Há muitos anos tenho vontade de escrever, você sabe, mas não tenho tido tempo. Ou é isso que digo a mim mesma depois de assumir mais compromissos do que deveria e me tornar incapaz de juntar palavras que façam sentido nas madrugadas que reservei para fazê-lo. Faz algumas semanas, antes de um desses compromissos, eu passeava pelo Copan quando entrei na livraria Megafauna e me deparei com o livro de crônicas que Socorro Acioli, uma de minhas autoras favoritas, acabou de lançar. Amar é inadiável é o título. Eu não deveria tê-lo levado, pois já estou lendo uns três livros ao mesmo tempo, mas comprá-lo foi inadiável. E, depois de ler as primeiras páginas, escrever também.
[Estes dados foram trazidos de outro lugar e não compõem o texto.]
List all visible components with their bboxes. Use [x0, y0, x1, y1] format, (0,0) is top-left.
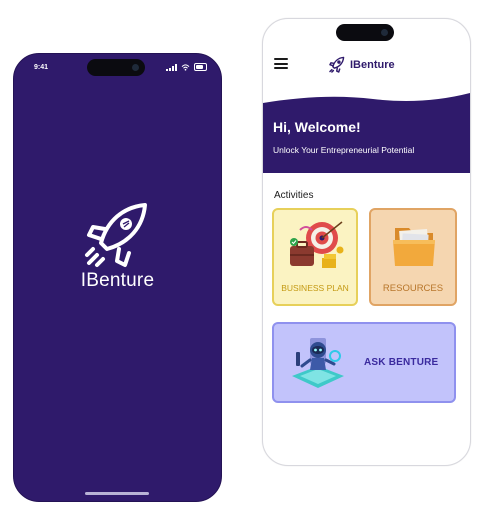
- hamburger-menu-icon[interactable]: [274, 58, 288, 69]
- battery-icon: [194, 63, 207, 71]
- rocket-icon: [329, 56, 345, 73]
- activities-title: Activities: [274, 190, 314, 201]
- wifi-icon: [181, 63, 190, 71]
- status-icons: [166, 63, 207, 71]
- home-indicator: [85, 492, 149, 495]
- splash-brand-name: IBenture: [80, 270, 155, 291]
- resources-label: RESOURCES: [382, 283, 444, 294]
- status-time: 9:41: [34, 64, 49, 71]
- signal-icon: [166, 63, 177, 71]
- welcome-tagline: Unlock Your Entrepreneurial Potential: [273, 145, 415, 155]
- header-brand-name: IBenture: [350, 58, 395, 71]
- robot-icon: [292, 338, 344, 388]
- business-plan-label: BUSINESS PLAN: [281, 283, 349, 293]
- business-plan-card[interactable]: BUSINESS PLAN: [272, 208, 358, 306]
- splash-screen: 9:41 IBenture: [13, 53, 222, 502]
- ask-benture-card[interactable]: ASK BENTURE: [272, 322, 456, 403]
- briefcase-target-icon: [290, 221, 344, 268]
- folder-icon: [393, 228, 435, 266]
- home-screen: IBenture Hi, Welcome! Unlock Your Entrep…: [262, 18, 471, 466]
- rocket-icon: [85, 203, 147, 267]
- ask-benture-label: ASK BENTURE: [364, 357, 439, 368]
- dynamic-island: [336, 24, 394, 41]
- resources-card[interactable]: RESOURCES: [369, 208, 457, 306]
- dynamic-island: [87, 59, 145, 76]
- header-logo: IBenture: [328, 56, 395, 73]
- welcome-greeting: Hi, Welcome!: [273, 119, 361, 135]
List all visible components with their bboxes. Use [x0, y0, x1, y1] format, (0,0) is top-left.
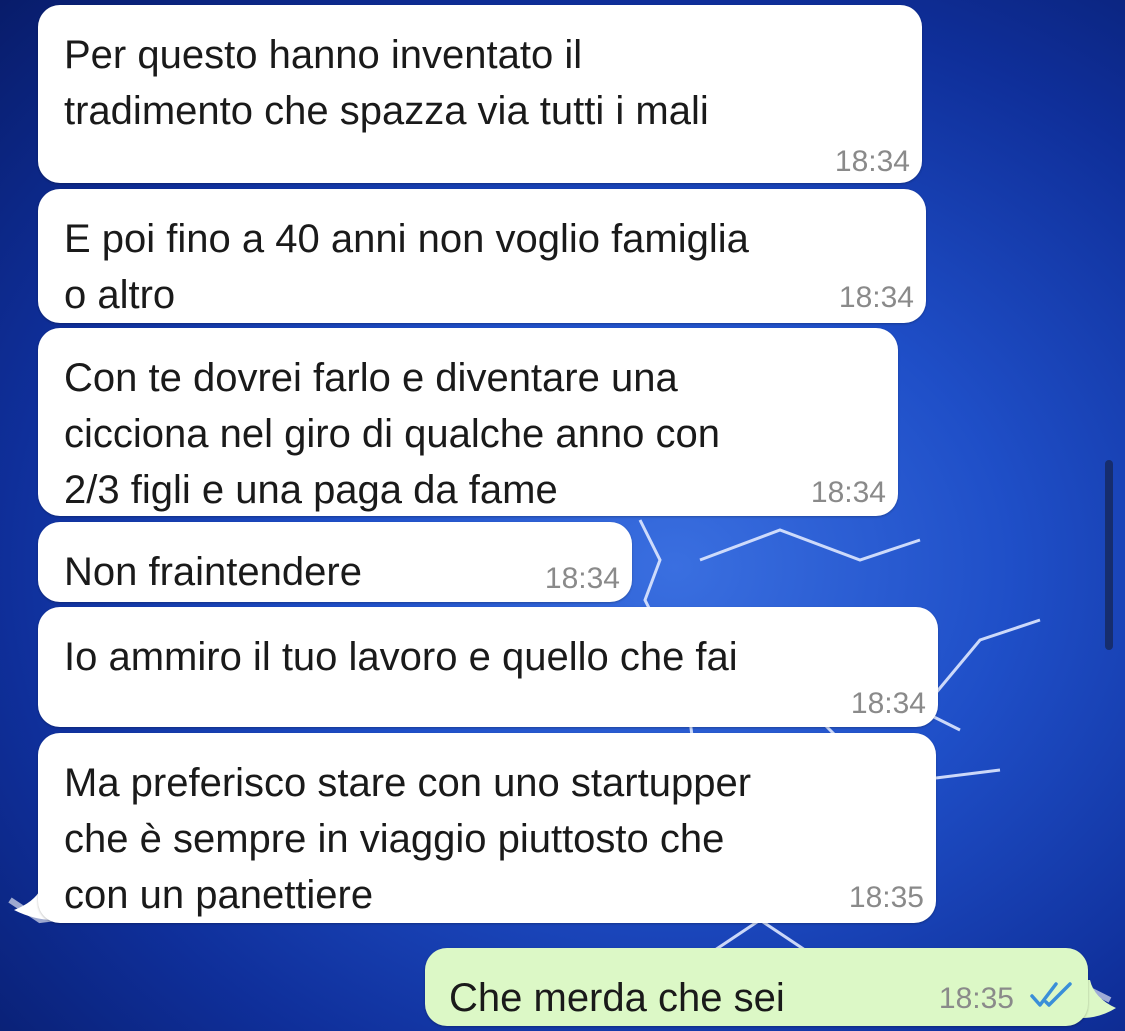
- message-bubble-incoming[interactable]: E poi fino a 40 anni non voglio famiglia…: [38, 189, 926, 323]
- message-time: 18:35: [848, 881, 924, 914]
- double-check-icon: [1030, 982, 1072, 1007]
- message-time: 18:35: [938, 982, 1014, 1015]
- message-text: Non fraintendere: [64, 550, 362, 594]
- message-text: Con te dovrei farlo e diventare una cicc…: [64, 356, 720, 512]
- message-text: Per questo hanno inventato il tradimento…: [64, 33, 709, 133]
- scrollbar[interactable]: [1105, 460, 1113, 650]
- message-text: E poi fino a 40 anni non voglio famiglia…: [64, 217, 749, 317]
- message-time: 18:34: [834, 145, 910, 178]
- message-time: 18:34: [838, 281, 914, 314]
- message-time: 18:34: [810, 476, 886, 509]
- message-time: 18:34: [544, 562, 620, 595]
- message-bubble-incoming[interactable]: Ma preferisco stare con uno startupper c…: [38, 733, 936, 923]
- message-text: Io ammiro il tuo lavoro e quello che fai: [64, 635, 738, 679]
- message-bubble-incoming[interactable]: Non fraintendere 18:34: [38, 522, 632, 602]
- message-bubble-incoming[interactable]: Con te dovrei farlo e diventare una cicc…: [38, 328, 898, 516]
- message-text: Ma preferisco stare con uno startupper c…: [64, 761, 752, 917]
- message-bubble-incoming[interactable]: Io ammiro il tuo lavoro e quello che fai…: [38, 607, 938, 727]
- message-time: 18:34: [850, 687, 926, 720]
- message-bubble-outgoing[interactable]: Che merda che sei 18:35: [425, 948, 1088, 1026]
- message-bubble-incoming[interactable]: Per questo hanno inventato il tradimento…: [38, 5, 922, 183]
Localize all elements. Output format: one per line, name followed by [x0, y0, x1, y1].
Em novembro do ano passado, escrevi sobre desistir do que eu queria fazer, para dar uma chance ao que poderia fazer da minha vida, sobre como isso não deu certo. Coincidência ou não, em janeiro deste ano, comecei a trabalhar como relações públicas e assessora de imprensa na Tami Tami, uma agência de comunicação que se dedica a negócios de gastronomia e hospitalidade, e a me aproximar do sonho de trabalhar com jornalismo gastronômico. Às vezes, ainda tenho dificuldade de acreditar que essa é a minha vida. Todos os meses, todas as semanas e, em algumas delas, todos os dias, eu conheço uma pessoa incrível, da gastronomia ou do jornalismo, ou recebo oportunidades de estar em lugares e momentos que nunca fui nem capaz de imaginar.
Compartilhar um pouco do que vivo no meu Instagram, ainda que de forma efêmera, e me conectar com conhecidos e desconhecidos me fez querer aprofundar essas conversas, aqui, onde posso me expressar sem me preocupar com a quantidade de palavras, como em um diário. Um diário talvez seja ambicioso demais, mas um semanário me parece possível. Começo, então, com tudo o que me atravessou ao longo da última semana.
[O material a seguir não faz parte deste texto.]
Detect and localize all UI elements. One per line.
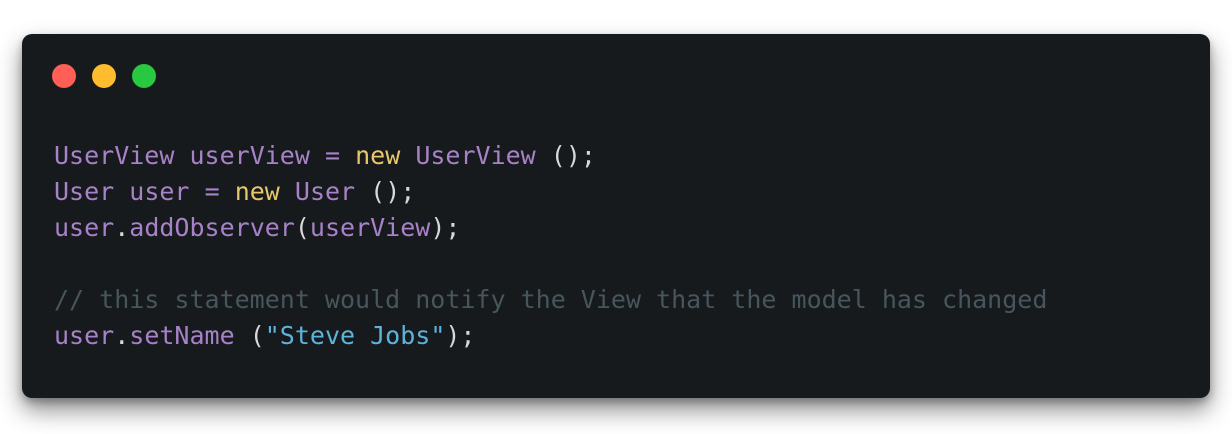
- code-token: addObserver: [129, 213, 295, 242]
- code-token: ();: [535, 141, 596, 170]
- code-token: user: [54, 213, 115, 242]
- code-block: UserView userView = new UserView (); User…: [54, 138, 1047, 354]
- code-token: UserView: [415, 141, 536, 170]
- code-token: // this statement would notify the View …: [54, 285, 1048, 314]
- code-token: .: [114, 213, 130, 242]
- code-window: UserView userView = new UserView (); User…: [22, 34, 1210, 398]
- code-token: User: [294, 177, 356, 206]
- code-token: UserView: [54, 141, 175, 170]
- code-token: setName: [129, 321, 235, 350]
- code-token: );: [430, 213, 461, 242]
- code-token: (: [294, 213, 310, 242]
- code-token: new: [355, 141, 401, 170]
- code-token: "Steve Jobs": [264, 321, 446, 350]
- code-token: User: [54, 177, 115, 206]
- code-token: =: [204, 177, 220, 206]
- code-token: ();: [355, 177, 416, 206]
- minimize-button[interactable]: [92, 64, 116, 88]
- code-token: user: [129, 177, 190, 206]
- code-token: userView: [309, 213, 431, 242]
- code-token: new: [234, 177, 280, 206]
- code-token: );: [445, 321, 476, 350]
- close-button[interactable]: [52, 64, 76, 88]
- window-controls: [52, 64, 156, 88]
- code-line: UserView userView = new UserView ();: [54, 138, 1047, 174]
- code-line: user.setName ("Steve Jobs");: [54, 318, 1047, 354]
- code-token: (: [234, 321, 265, 350]
- code-token: user: [54, 321, 115, 350]
- code-token: userView: [189, 141, 310, 170]
- code-line: user.addObserver(userView);: [54, 210, 1047, 246]
- maximize-button[interactable]: [132, 64, 156, 88]
- code-line: // this statement would notify the View …: [54, 282, 1047, 318]
- code-token: =: [324, 141, 341, 170]
- code-token: .: [114, 321, 130, 350]
- code-line: User user = new User ();: [54, 174, 1047, 210]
Eu prometi a mim mesma que reservaria o próximo domingo para retomar o controle da minha vida, que tendo a perder de tempos em tempos. Tenho trabalhado e saído muito, dormido e treinado pouco e minha alimentação… Meu congelador e geladeira, que eram cheios de comida preparada por mim e porcionada para cada refeição, estão praticamente vazios. Barrinhas de proteína e marmitas congeladas, antes reservadas para emergências, viraram parte da minha rotina. E o meu corpo tem dado cada vez mais sinais de que preciso me reequilibrar.
Até tentei recuperar pelo menos um pouco do controle no domingo passado. Tomei o café da manhã de que tanto gosto, café coado com ovos mexidos, cremosos, servidos sobre fatias de pão de fermentação natural que esquentei até que ficassem crocantes. Faltaram as frutas picadas, que como com canela em pó e pedaços de sementes de cacau torradas, mas elas tinham acabado e não quis correr o risco de ir à feira com fome. Compraria comida demais. Faxinei a casa e só então reparei que fazia um dia lindo, perfeito para correr ao ar livre. Decidi ir ao parque e a feira ficou para depois mais uma vez.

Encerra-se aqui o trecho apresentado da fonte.